Geoff Reece

No. 54, 55
- Position: Center

Personal information
- Born: May 16, 1952 (age 74) Everett, Washington, U.S.
- Listed height: 6 ft 4 in (1.93 m)
- Listed weight: 247 lb (112 kg)

Career information
- High school: Cascade (Everett)
- College: Washington State
- NFL draft: 1975: 3rd round, 61st overall pick

Career history
- Los Angeles Rams (1976); Seattle Seahawks (1977); Baltimore Colts (1978);

Awards and highlights
- First-team All-American (1974); 2× First-team All-Pac-8 (1973, 1974);
- Stats at Pro Football Reference

= Geoff Reece =

American football player (born 1952)

Geoffrey Robert Reece (born May 16, 1952) is an American former professional football player. He played as a center in three National Football League (NFL) seasons from 1976 to 1978 for the Los Angeles Rams, Seattle Seahawks, and Baltimore Colts.

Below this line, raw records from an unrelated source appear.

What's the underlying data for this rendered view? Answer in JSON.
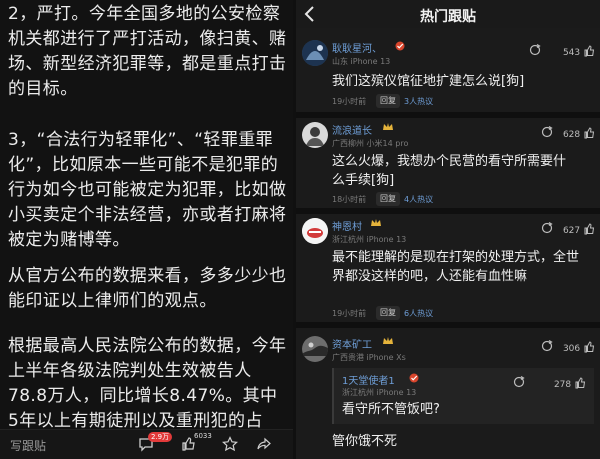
{
  "left": {
    "paragraphs": [
      "2，严打。今年全国多地的公安检察机关都进行了严打活动，像扫黄、赌场、新型经济犯罪等，都是重点打击的目标。",
      "3，“合法行为轻罪化”、“轻罪重罪化”，比如原本一些可能不是犯罪的行为如今也可能被定为犯罪，比如做小买卖定个非法经营，亦或者打麻将被定为赌博等。",
      "从官方公布的数据来看，多多少少也能印证以上律师们的观点。",
      "根据最高人民法院公布的数据，今年上半年各级法院判处生效被告人78.8万人，同比增长8.47%。其中5年以上有期徒刑以及重刑犯的占"
    ],
    "bottom_bar": {
      "follow_label": "写跟贴",
      "comment_count_badge": "2.9万",
      "like_count": "6033"
    }
  },
  "right": {
    "header_title": "热门跟贴",
    "comments": [
      {
        "username": "耿耿星河、",
        "location": "山东",
        "device": "iPhone 13",
        "likes": "543",
        "text": "我们这殡仪馆征地扩建怎么说[狗]",
        "time": "19小时前",
        "reply_label": "回复",
        "hot": "3人热议",
        "avatar_color": "#2c4a6a"
      },
      {
        "username": "流浪道长",
        "location": "广西柳州",
        "device": "小米14 pro",
        "likes": "628",
        "text": "这么火爆，我想办个民营的看守所需要什么手续[狗]",
        "time": "18小时前",
        "reply_label": "回复",
        "hot": "4人热议",
        "avatar_color": "#8a8a8a"
      },
      {
        "username": "神恩村",
        "location": "浙江杭州",
        "device": "iPhone 13",
        "likes": "627",
        "text": "最不能理解的是现在打架的处理方式，全世界都没这样的吧，人还能有血性嘛",
        "time": "19小时前",
        "reply_label": "回复",
        "hot": "6人热议",
        "avatar_color": "#f3f3f3"
      },
      {
        "username": "资本矿工",
        "location": "广西贵港",
        "device": "iPhone Xs",
        "likes": "306",
        "quote": {
          "username": "1天堂使者1",
          "location": "浙江杭州",
          "device": "iPhone 13",
          "likes": "278",
          "text": "看守所不管饭吧?"
        },
        "text": "管你饿不死",
        "avatar_color": "#3b3b3b"
      }
    ]
  },
  "colors": {
    "link_blue": "#6f9fd8",
    "badge_red": "#e23a3a",
    "background": "#101010"
  }
}
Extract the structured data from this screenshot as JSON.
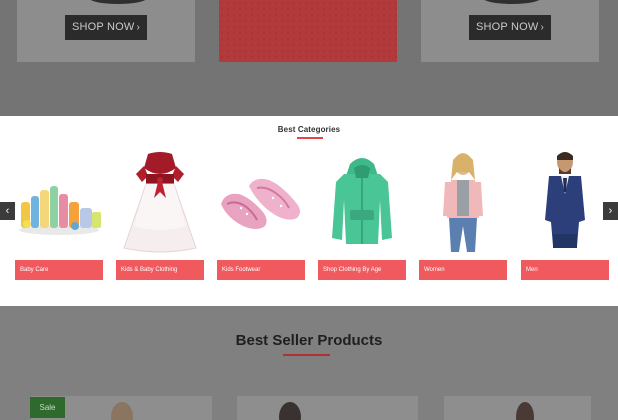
{
  "top_banner": {
    "promos": [
      {
        "button_label": "SHOP NOW",
        "chevron": "›"
      },
      {
        "button_label": "SHOP NOW",
        "chevron": "›"
      }
    ]
  },
  "categories": {
    "title": "Best Categories",
    "prev_arrow": "‹",
    "next_arrow": "›",
    "items": [
      {
        "label": "Baby Care",
        "icon": "baby-care-products-image"
      },
      {
        "label": "Kids & Baby Clothing",
        "icon": "girls-dress-image"
      },
      {
        "label": "Kids Footwear",
        "icon": "pink-shoes-image"
      },
      {
        "label": "Shop Clothing By Age",
        "icon": "green-hoodie-image"
      },
      {
        "label": "Women",
        "icon": "woman-model-image"
      },
      {
        "label": "Men",
        "icon": "man-model-image"
      }
    ]
  },
  "best_seller": {
    "title": "Best Seller Products",
    "sale_badge": "Sale"
  },
  "colors": {
    "accent": "#f05a5f",
    "overlay": "#7b7b7b",
    "sale_green": "#2e6a2c"
  }
}
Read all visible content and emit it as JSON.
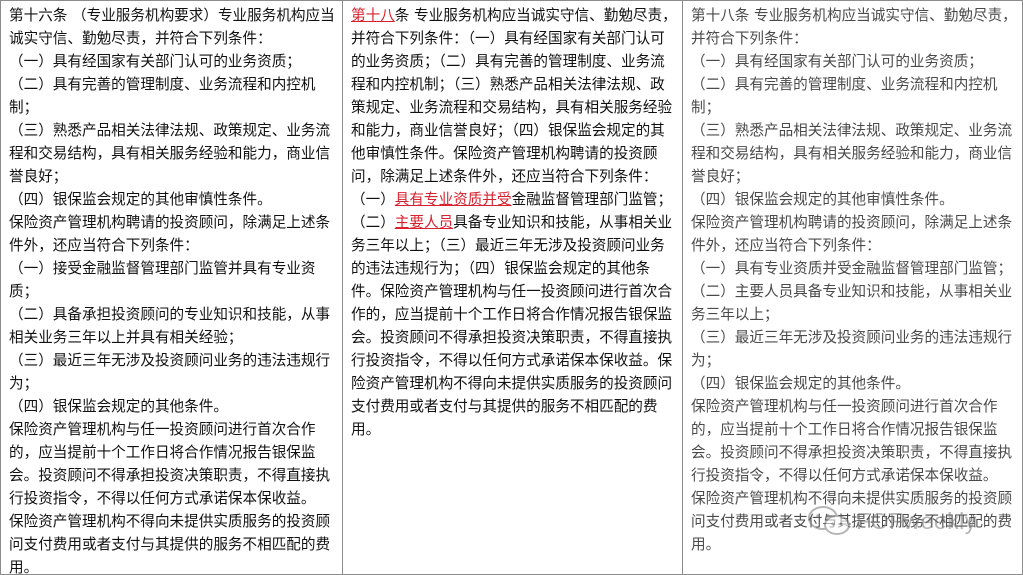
{
  "col1": {
    "heading": "第十六条 （专业服务机构要求）专业服务机构应当诚实守信、勤勉尽责，并符合下列条件：",
    "items": [
      "（一）具有经国家有关部门认可的业务资质；",
      "（二）具有完善的管理制度、业务流程和内控机制；",
      "（三）熟悉产品相关法律法规、政策规定、业务流程和交易结构，具有相关服务经验和能力，商业信誉良好；",
      "（四）银保监会规定的其他审慎性条件。",
      "保险资产管理机构聘请的投资顾问，除满足上述条件外，还应当符合下列条件：",
      "（一）接受金融监督管理部门监管并具有专业资质；",
      "（二）具备承担投资顾问的专业知识和技能，从事相关业务三年以上并具有相关经验；",
      "（三）最近三年无涉及投资顾问业务的违法违规行为；",
      "（四）银保监会规定的其他条件。",
      "保险资产管理机构与任一投资顾问进行首次合作的，应当提前十个工作日将合作情况报告银保监会。投资顾问不得承担投资决策职责，不得直接执行投资指令，不得以任何方式承诺保本保收益。",
      "保险资产管理机构不得向未提供实质服务的投资顾问支付费用或者支付与其提供的服务不相匹配的费用。"
    ]
  },
  "col2": {
    "article_label": "第十八",
    "text1": "条 专业服务机构应当诚实守信、勤勉尽责，并符合下列条件：（一）具有经国家有关部门认可的业务资质；（二）具有完善的管理制度、业务流程和内控机制；（三）熟悉产品相关法律法规、政策规定、业务流程和交易结构，具有相关服务经验和能力，商业信誉良好；（四）银保监会规定的其他审慎性条件。保险资产管理机构聘请的投资顾问，除满足上述条件外，还应当符合下列条件：（一）",
    "insert1": "具有专业资质并受",
    "text2": "金融监督管理部门监管；（二）",
    "insert2": "主要人员",
    "text3": "具备专业知识和技能，从事相关业务三年以上；（三）最近三年无涉及投资顾问业务的违法违规行为；（四）银保监会规定的其他条件。保险资产管理机构与任一投资顾问进行首次合作的，应当提前十个工作日将合作情况报告银保监会。投资顾问不得承担投资决策职责，不得直接执行投资指令，不得以任何方式承诺保本保收益。保险资产管理机构不得向未提供实质服务的投资顾问支付费用或者支付与其提供的服务不相匹配的费用。"
  },
  "col3": {
    "heading": "第十八条 专业服务机构应当诚实守信、勤勉尽责，并符合下列条件：",
    "items": [
      "（一）具有经国家有关部门认可的业务资质；",
      "（二）具有完善的管理制度、业务流程和内控机制；",
      "（三）熟悉产品相关法律法规、政策规定、业务流程和交易结构，具有相关服务经验和能力，商业信誉良好；",
      "（四）银保监会规定的其他审慎性条件。",
      "保险资产管理机构聘请的投资顾问，除满足上述条件外，还应当符合下列条件：",
      "（一）具有专业资质并受金融监督管理部门监管；",
      "（二）主要人员具备专业知识和技能，从事相关业务三年以上；",
      "（三）最近三年无涉及投资顾问业务的违法违规行为；",
      "（四）银保监会规定的其他条件。",
      "保险资产管理机构与任一投资顾问进行首次合作的，应当提前十个工作日将合作情况报告银保监会。投资顾问不得承担投资决策职责，不得直接执行投资指令，不得以任何方式承诺保本保收益。",
      "保险资产管理机构不得向未提供实质服务的投资顾问支付费用或者支付与其提供的服务不相匹配的费用。"
    ]
  },
  "watermark": {
    "text": "FOFweekly",
    "icon": "wechat-logo-icon"
  },
  "colors": {
    "accent_red": "#d8212e",
    "border": "#8c8c8c"
  }
}
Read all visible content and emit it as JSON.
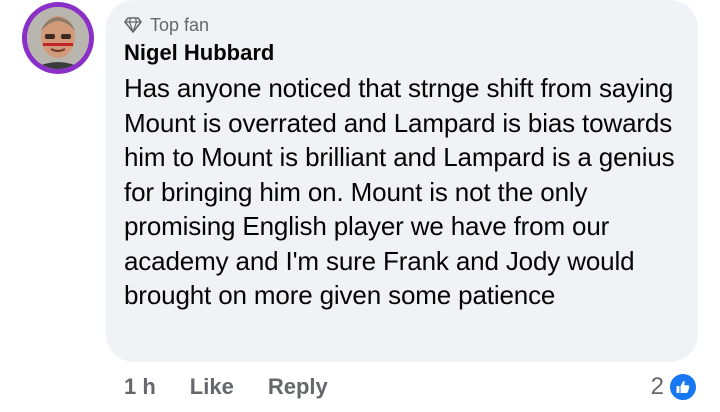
{
  "comment": {
    "badge": "Top fan",
    "badge_icon": "diamond-icon",
    "author": "Nigel Hubbard",
    "text": "Has anyone noticed that strnge shift from saying Mount is overrated and Lampard is bias towards him to Mount is brilliant and Lampard is a genius for bringing him on. Mount is not the only promising English player we have from our academy and I'm sure Frank and Jody would brought on more given some patience",
    "avatar_ring_color": "#8a2fc7",
    "bubble_color": "#f0f2f5"
  },
  "actions": {
    "time": "1 h",
    "like_label": "Like",
    "reply_label": "Reply"
  },
  "reactions": {
    "count": "2",
    "icon": "thumbs-up-icon",
    "color": "#1877f2"
  }
}
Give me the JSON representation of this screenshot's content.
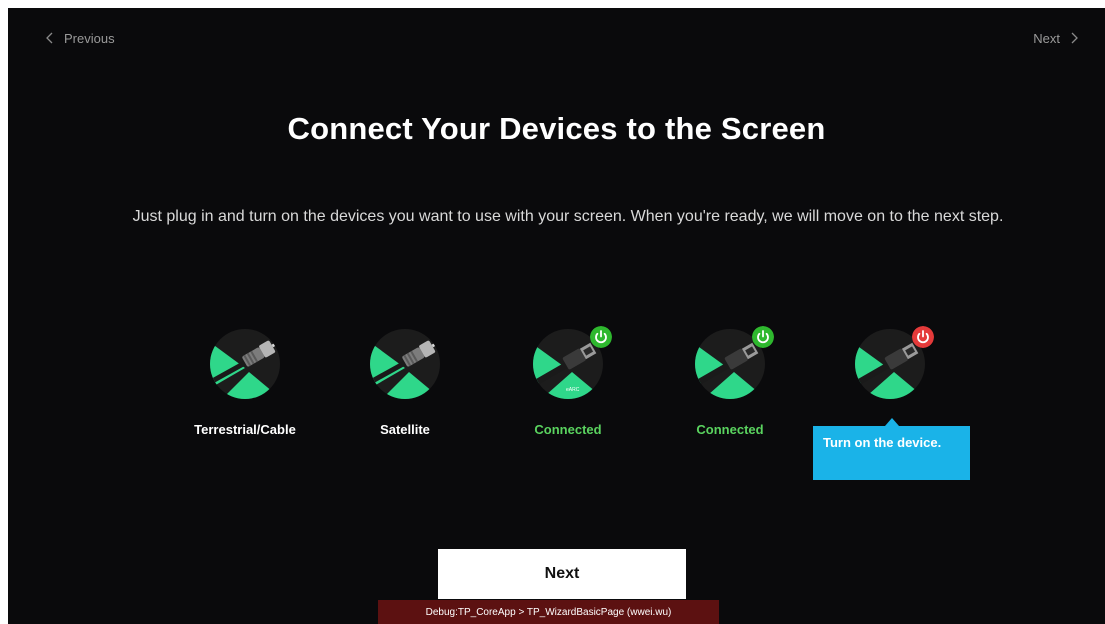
{
  "nav": {
    "previous_label": "Previous",
    "next_label": "Next"
  },
  "title": "Connect Your Devices to the Screen",
  "description": "Just plug in and turn on the devices you want to use with your screen. When you're ready, we will move on to the next step.",
  "devices": [
    {
      "label": "Terrestrial/Cable",
      "status": "none",
      "icon": "coax-cable-icon"
    },
    {
      "label": "Satellite",
      "status": "none",
      "icon": "coax-cable-icon"
    },
    {
      "label": "Connected",
      "status": "on",
      "icon": "hdmi-earc-icon",
      "port_text": "eARC"
    },
    {
      "label": "Connected",
      "status": "on",
      "icon": "hdmi-icon"
    },
    {
      "label": "",
      "status": "off",
      "icon": "hdmi-icon"
    }
  ],
  "tooltip": {
    "text": "Turn on the device."
  },
  "next_button_label": "Next",
  "debug_text": "Debug:TP_CoreApp > TP_WizardBasicPage (wwei.wu)",
  "colors": {
    "background": "#0a0a0c",
    "accent_green": "#2fd78a",
    "connected_text": "#5ad35f",
    "power_on": "#2eb82e",
    "power_off": "#e43a3a",
    "tooltip": "#1ab3e8",
    "debug_bar": "#5c1111"
  }
}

Born and raised in Everett, Washington, Reece graduated from its Cascade High School, and played college football at Washington State University in Pullman under head coach Jim Sweeney.
He was all-conference twice in the Pacific-8, and All-American as a senior. After the 1974 season, Reece played in the Blue-Gray Game, East-West Shrine Game, and the Senior Bowl. He was inducted into the WSU athletics hall of fame in 2015.

Selected 61st overall in the third round of the 1975 NFL draft by the Rams, a knee injury in the College All-Star Game on August 1 sidelined Reece for his rookie season in 1975.